There are countless films about the legend of King Arthur, from a Disney animation (The Sword in the Stone) to a hilarious satire (Monty Python and the Holy Grail) to a romance with Richard Gere (First Knight) to the epic that pretty much covers all the important happenings of the tale (Excalibur). King Arthur: Legend of the Sword, the newest version, is focused on the struggle of Arthur (Charlie Hunnam) to accept his destiny once he manages to pull out the sword from the stone and becomes the biggest threat to England's illegitimate king, the evil Vortigern (Jude Law).

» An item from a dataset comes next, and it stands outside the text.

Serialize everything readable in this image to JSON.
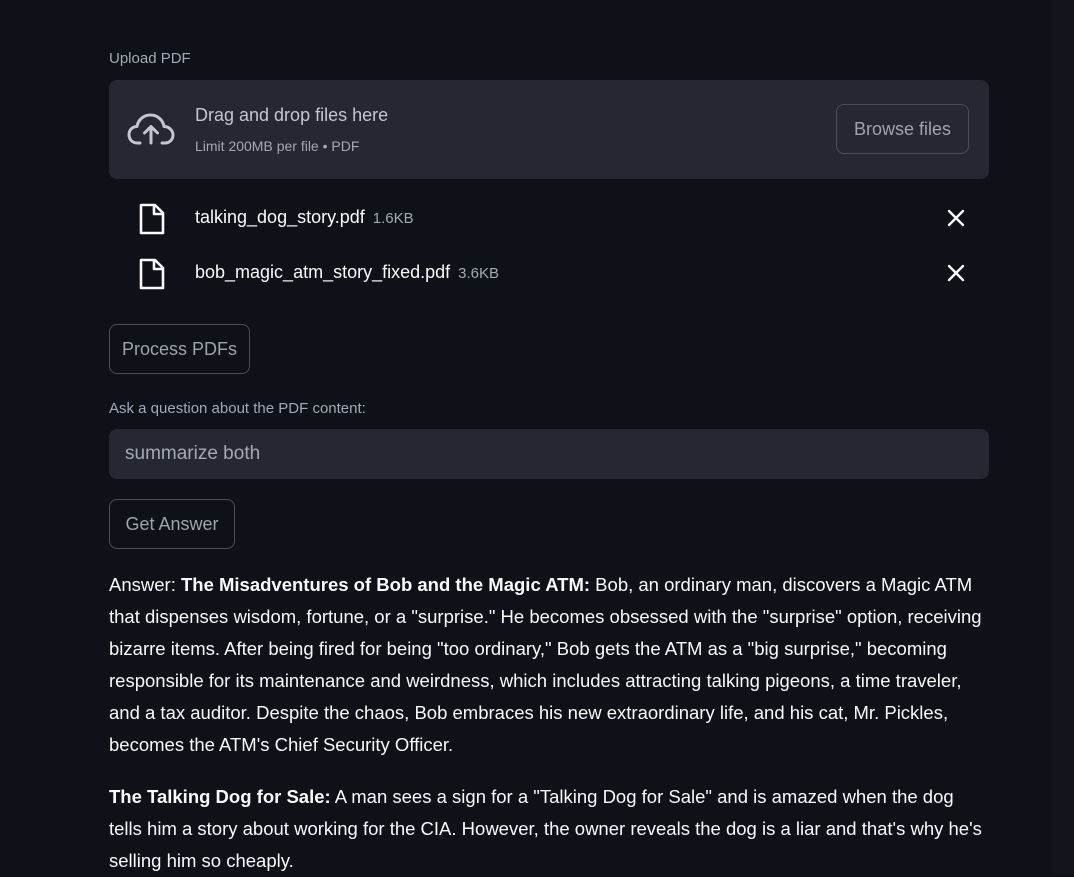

Unlike other film adaptations, King Arthur: Legend of the Sword gives a mayor weight to the protagonist's process to control the power of the sword that, as you know, makes him the legitimate king. There's an emphasis on the crucial moment from the past when Arthur went from being the son of King Uther (Eric Bana) to just another plebeian, raised in a brothel.
Eventually, the boy who became a man far away from royalty will bring hope to the regular folk under the growing tyranny of Vortigern (Jude Law). He's a one-dimensional antagonist that, in his own quest to become the most powerful being, ended peace between the humans and the magicians, and almost erased the latter group from the map.
With this notion, multiple screenwriters established a scenario that features no complications for the development of a conventional adventure movie about the battle between good and evil. What to do, though, in order to inject some personality and inventiveness to yet another film about King Arthur? The solution, at least in the minds of Warner Bros. Pictures executives, was to hire director Guy Ritchie, who in the late nineties was known as the "British Quentin Tarantino."
Ritchie is the cornerstone in the attempt to "modernize" the films of King Arthur. This is something that is quite clear once a montage arrives, in which the editing flows rapidly - with energetic background music - and allows seeing Arthur's growth and, at the same time, Vortigern as the new king. However, this is not surprising at all given that Ritchie has been using the same style since his first two feature length films, Lock, Stock and Two Smoking Barrels and Snatch.
It is fair to say that the best moments of King Arthur: Legend of the Sword come from some montages with Ritchie's trademark, particularly when the director plays with the narrative for a comic effect. Hunnam also helps with his charisma, as the movie focuses on Arthur's longtime friends and his father's old allies. Without becoming characters as memorable as the ones from Snatch, they star in the most decent scenes, both funny and dramatic.
The rest is a predictable and forgettable fantasy that, in the end, doesn't adds much neither to the genre nor to the evolution of its director. That is perfectly exemplified with a sequence in which Arthur takes care of some of his enemies in slow-motion; nothing that we haven't seen before in movies like 300 or even in Ritchie's very own Sherlock Holmes.